Thailand’s political strife is having a negative impact beyond its borders as important investment projects in Myanmar are being shelved as a result of the paralyzed Thai government.
Anti-government protests, continuing from December, are without a doubt wreaking havoc on Thailand’s domestic economy, and have all but paralyzed the government and civil service activities. As a result, major Thai investments abroad, including many planned ventures in neighboring Myanmar like the Thailand-Myanmar joint venture Dawei port and industrial zone on Myanmar’s southeast coast, have been frozen, the Irrawaddy reported on Tuesday.
Thailand is currently the second-largest foreign investor in Myanmar with $9.98 billion in approved investment at the end of October last year, after China.
Myanmar and Thailand only recently reached an agreement to jointly develop the Dawei port, which has already suffered multiple financial setbacks as funding could not be secured. Japanese investors declined to invest in the project.
“In reality [Dawei] is dependent on the Thai side developing infrastructure that will link Dawei to the rest of Southeast Asia by road and railway,” Bangkok independent energy industries consultant Collin Reynolds told the Irrawaddy. But the Yingluck Shinawatra government has had to resign authority to a caretaker government until the next round of elections.
“The [Thai] courts have effectively blocked most funds to the caretaker government and it is hard to see any election going ahead as planned on Feb. 2,” Reynolds added.
The Dawei project will eventually include an oil trans-shipment port, a refinery, steel mills, petrochemical plants and a major electricity generating station, if companies involved can get the funding.
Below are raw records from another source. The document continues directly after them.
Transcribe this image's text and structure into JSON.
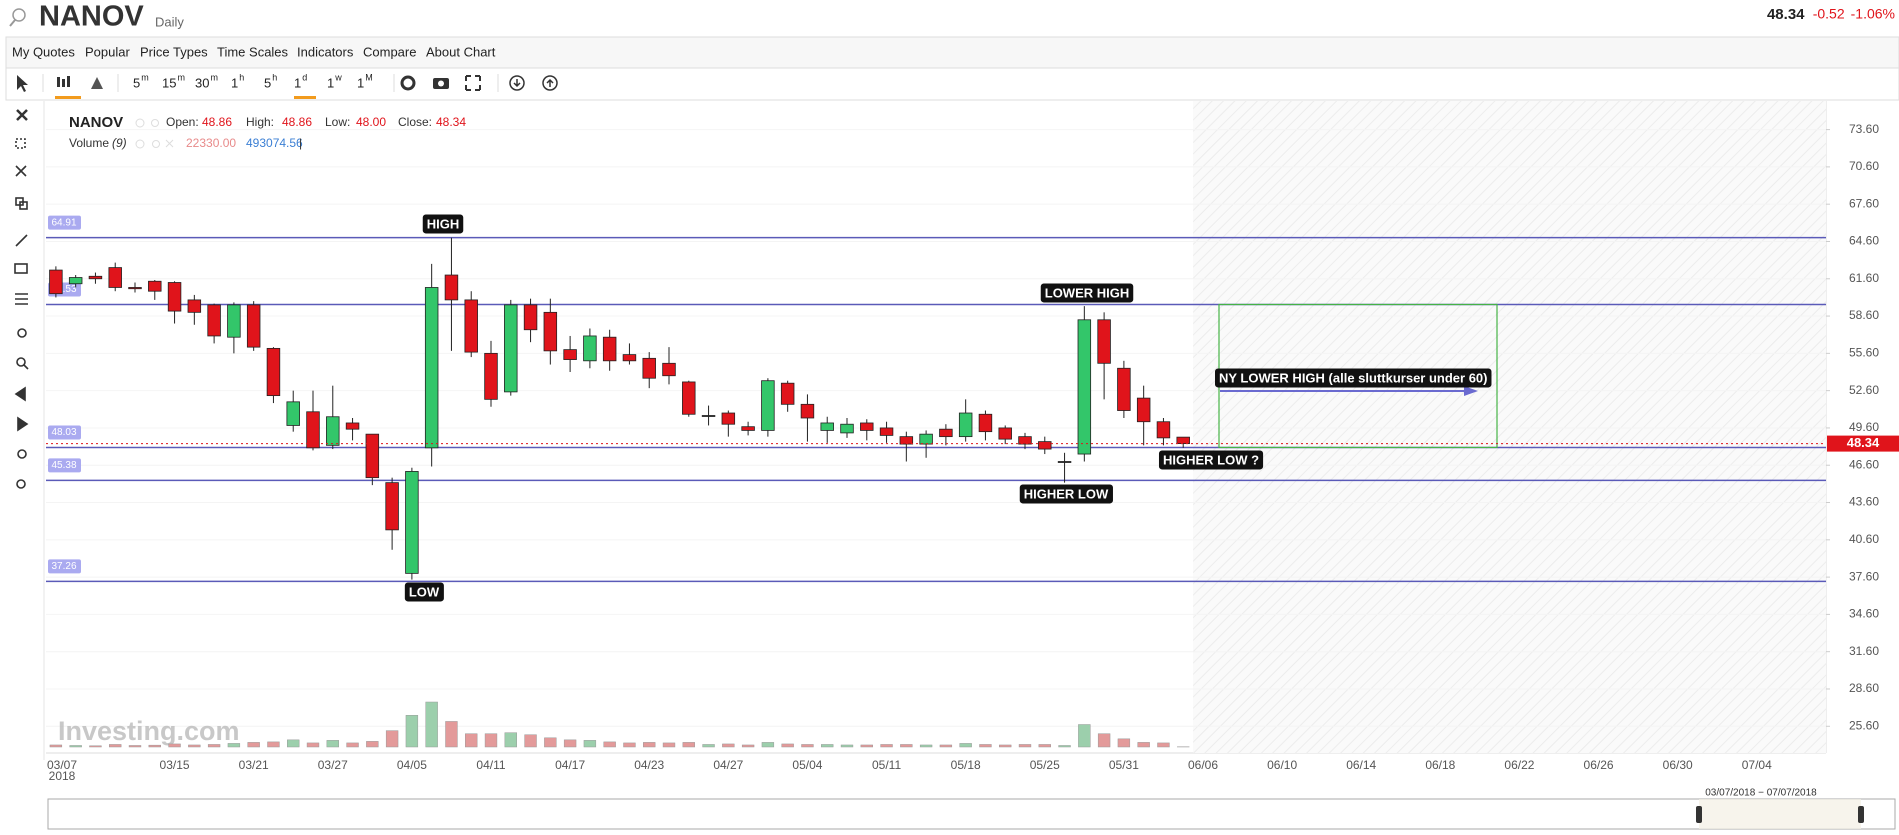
{
  "header": {
    "symbol": "NANOV",
    "interval": "Daily",
    "price": "48.34",
    "change": "-0.52",
    "change_pct": "-1.06%"
  },
  "menu": [
    "My Quotes",
    "Popular",
    "Price Types",
    "Time Scales",
    "Indicators",
    "Compare",
    "About Chart"
  ],
  "toolbar": {
    "timeframes": [
      {
        "n": "5",
        "u": "m"
      },
      {
        "n": "15",
        "u": "m"
      },
      {
        "n": "30",
        "u": "m"
      },
      {
        "n": "1",
        "u": "h"
      },
      {
        "n": "5",
        "u": "h"
      },
      {
        "n": "1",
        "u": "d"
      },
      {
        "n": "1",
        "u": "w"
      },
      {
        "n": "1",
        "u": "M"
      }
    ]
  },
  "legend": {
    "symbol": "NANOV",
    "open_label": "Open:",
    "open": "48.86",
    "high_label": "High:",
    "high": "48.86",
    "low_label": "Low:",
    "low": "48.00",
    "close_label": "Close:",
    "close": "48.34",
    "volume_label": "Volume",
    "volume_period": "(9)",
    "volume": "22330.00",
    "volume_ma": "493074.56",
    "separator": "|"
  },
  "chart_data": {
    "type": "candlestick",
    "up_color": "#33c66a",
    "down_color": "#e0141b",
    "volume_up_color": "#9ccfac",
    "volume_down_color": "#e39a9a",
    "level_color": "#5a5ab8",
    "grid": true,
    "categories": [
      "03/07",
      null,
      null,
      null,
      null,
      null,
      "03/15",
      null,
      null,
      null,
      "03/21",
      null,
      null,
      null,
      "03/27",
      null,
      null,
      null,
      "04/05",
      null,
      null,
      null,
      "04/11",
      null,
      null,
      null,
      "04/17",
      null,
      null,
      null,
      "04/23",
      null,
      null,
      null,
      "04/27",
      null,
      null,
      null,
      "05/04",
      null,
      null,
      null,
      "05/11",
      null,
      null,
      null,
      "05/18",
      null,
      null,
      null,
      "05/25",
      null,
      null,
      null,
      "05/31",
      null,
      null,
      null,
      "06/06",
      null,
      null,
      null,
      "06/10",
      null,
      null,
      null,
      "06/14",
      null,
      null,
      null,
      "06/18",
      null,
      null,
      null,
      "06/22",
      null,
      null,
      null,
      "06/26",
      null,
      null,
      null,
      "06/30",
      null,
      null,
      null,
      "07/04",
      null,
      null,
      null
    ],
    "x_sub_label": "2018",
    "open": [
      62.3,
      61.2,
      61.8,
      62.5,
      60.9,
      61.4,
      61.3,
      59.9,
      59.5,
      56.9,
      59.5,
      56.0,
      49.8,
      50.9,
      48.2,
      50.0,
      49.1,
      45.2,
      37.9,
      48.0,
      61.9,
      59.9,
      55.6,
      52.5,
      59.5,
      58.9,
      55.9,
      55.0,
      56.9,
      55.5,
      55.2,
      54.8,
      53.3,
      50.6,
      50.8,
      49.7,
      49.4,
      53.2,
      51.5,
      49.4,
      49.2,
      50.0,
      49.6,
      48.9,
      48.3,
      49.5,
      48.9,
      50.7,
      49.6,
      48.9,
      48.5,
      46.9,
      47.5,
      58.3,
      54.4,
      52.0,
      50.1,
      48.86,
      null,
      null,
      null,
      null,
      null,
      null,
      null,
      null,
      null,
      null,
      null,
      null,
      null,
      null,
      null,
      null,
      null,
      null,
      null,
      null,
      null,
      null,
      null,
      null,
      null,
      null,
      null,
      null,
      null,
      null,
      null,
      null
    ],
    "high": [
      62.6,
      61.9,
      62.1,
      62.9,
      61.3,
      61.5,
      61.4,
      60.3,
      59.6,
      59.7,
      59.8,
      56.1,
      52.6,
      52.6,
      53.0,
      50.4,
      49.1,
      45.6,
      46.4,
      62.8,
      64.9,
      60.6,
      56.6,
      59.9,
      60.0,
      60.0,
      57.0,
      57.6,
      57.5,
      56.4,
      55.7,
      56.1,
      53.4,
      51.4,
      51.0,
      50.1,
      53.6,
      53.4,
      52.3,
      50.5,
      50.4,
      50.3,
      50.1,
      49.3,
      49.4,
      49.9,
      51.9,
      51.0,
      49.8,
      49.2,
      48.9,
      47.6,
      59.4,
      58.9,
      55.0,
      53.0,
      50.4,
      48.86,
      null,
      null,
      null,
      null,
      null,
      null,
      null,
      null,
      null,
      null,
      null,
      null,
      null,
      null,
      null,
      null,
      null,
      null,
      null,
      null,
      null,
      null,
      null,
      null,
      null,
      null,
      null,
      null,
      null,
      null,
      null,
      null
    ],
    "low": [
      60.1,
      60.9,
      61.2,
      60.6,
      60.5,
      59.9,
      58.0,
      57.9,
      56.4,
      55.6,
      55.8,
      51.6,
      49.3,
      47.8,
      47.9,
      48.6,
      45.0,
      39.8,
      37.4,
      46.5,
      55.8,
      55.3,
      51.3,
      52.2,
      56.5,
      54.7,
      54.1,
      54.4,
      54.2,
      54.7,
      52.8,
      53.1,
      50.5,
      49.8,
      48.9,
      49.0,
      48.9,
      50.9,
      48.5,
      48.4,
      48.8,
      48.6,
      48.4,
      46.9,
      47.2,
      48.2,
      48.5,
      48.6,
      48.3,
      47.9,
      47.5,
      45.2,
      46.9,
      51.9,
      50.4,
      48.2,
      48.2,
      48,
      null,
      null,
      null,
      null,
      null,
      null,
      null,
      null,
      null,
      null,
      null,
      null,
      null,
      null,
      null,
      null,
      null,
      null,
      null,
      null,
      null,
      null,
      null,
      null,
      null,
      null,
      null,
      null,
      null,
      null,
      null,
      null
    ],
    "close": [
      60.4,
      61.7,
      61.6,
      60.9,
      60.8,
      60.6,
      59.0,
      58.9,
      57.0,
      59.5,
      56.1,
      52.2,
      51.7,
      48.0,
      50.5,
      49.5,
      45.6,
      41.4,
      46.1,
      60.9,
      59.9,
      55.7,
      51.9,
      59.5,
      57.5,
      55.8,
      55.1,
      57.0,
      55.0,
      55.0,
      53.6,
      53.8,
      50.7,
      50.6,
      49.9,
      49.4,
      53.4,
      51.5,
      50.4,
      50.0,
      49.9,
      49.4,
      49.0,
      48.3,
      49.1,
      48.9,
      50.8,
      49.3,
      48.7,
      48.3,
      47.9,
      46.9,
      58.3,
      54.8,
      51.0,
      50.1,
      48.8,
      48.34,
      null,
      null,
      null,
      null,
      null,
      null,
      null,
      null,
      null,
      null,
      null,
      null,
      null,
      null,
      null,
      null,
      null,
      null,
      null,
      null,
      null,
      null,
      null,
      null,
      null,
      null,
      null,
      null,
      null,
      null,
      null,
      null
    ],
    "volume": [
      200000,
      150000,
      120000,
      250000,
      150000,
      180000,
      300000,
      200000,
      250000,
      350000,
      450000,
      500000,
      700000,
      400000,
      650000,
      400000,
      550000,
      1600000,
      3100000,
      4400000,
      2500000,
      1300000,
      1300000,
      1400000,
      1200000,
      900000,
      700000,
      650000,
      500000,
      400000,
      450000,
      400000,
      450000,
      250000,
      300000,
      200000,
      450000,
      300000,
      250000,
      250000,
      200000,
      200000,
      250000,
      250000,
      200000,
      200000,
      350000,
      250000,
      200000,
      250000,
      250000,
      150000,
      2200000,
      1300000,
      800000,
      450000,
      400000,
      22330,
      null,
      null,
      null,
      null,
      null,
      null,
      null,
      null,
      null,
      null,
      null,
      null,
      null,
      null,
      null,
      null,
      null,
      null,
      null,
      null,
      null,
      null,
      null,
      null,
      null,
      null,
      null,
      null,
      null,
      null,
      null,
      null
    ],
    "ylim": [
      23.45,
      75.74
    ],
    "yticks": [
      {
        "value": 73.6,
        "label": "73.60"
      },
      {
        "value": 70.6,
        "label": "70.60"
      },
      {
        "value": 67.6,
        "label": "67.60"
      },
      {
        "value": 64.6,
        "label": "64.60"
      },
      {
        "value": 61.6,
        "label": "61.60"
      },
      {
        "value": 58.6,
        "label": "58.60"
      },
      {
        "value": 55.6,
        "label": "55.60"
      },
      {
        "value": 52.6,
        "label": "52.60"
      },
      {
        "value": 49.6,
        "label": "49.60"
      },
      {
        "value": 46.6,
        "label": "46.60"
      },
      {
        "value": 43.6,
        "label": "43.60"
      },
      {
        "value": 40.6,
        "label": "40.60"
      },
      {
        "value": 37.6,
        "label": "37.60"
      },
      {
        "value": 34.6,
        "label": "34.60"
      },
      {
        "value": 31.6,
        "label": "31.60"
      },
      {
        "value": 28.6,
        "label": "28.60"
      },
      {
        "value": 25.6,
        "label": "25.60"
      }
    ],
    "levels": [
      64.91,
      59.53,
      48.03,
      45.38,
      37.26
    ],
    "annotations": [
      "HIGH",
      "LOW",
      "LOWER HIGH",
      "HIGHER LOW",
      "HIGHER LOW ?",
      "NY LOWER HIGH (alle sluttkurser under 60)"
    ],
    "watermark": "Investing.com"
  },
  "navigator": {
    "range": "03/07/2018 − 07/07/2018"
  }
}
The development also includes road, railway and oil pipeline routes running from Dawei into Thailand to link up the north-south transport infrastructure.
Plans from the Thai government for a new network of high-speed railways linking Thailand, Laos, China, Myanmar and Malaysia are similarly on hold.
“The [Thai] government has seen its flagship 2 trillion baht ($60.6 billion) infrastructure investment bill hobbled by the political crisis,” according to the Financial Times.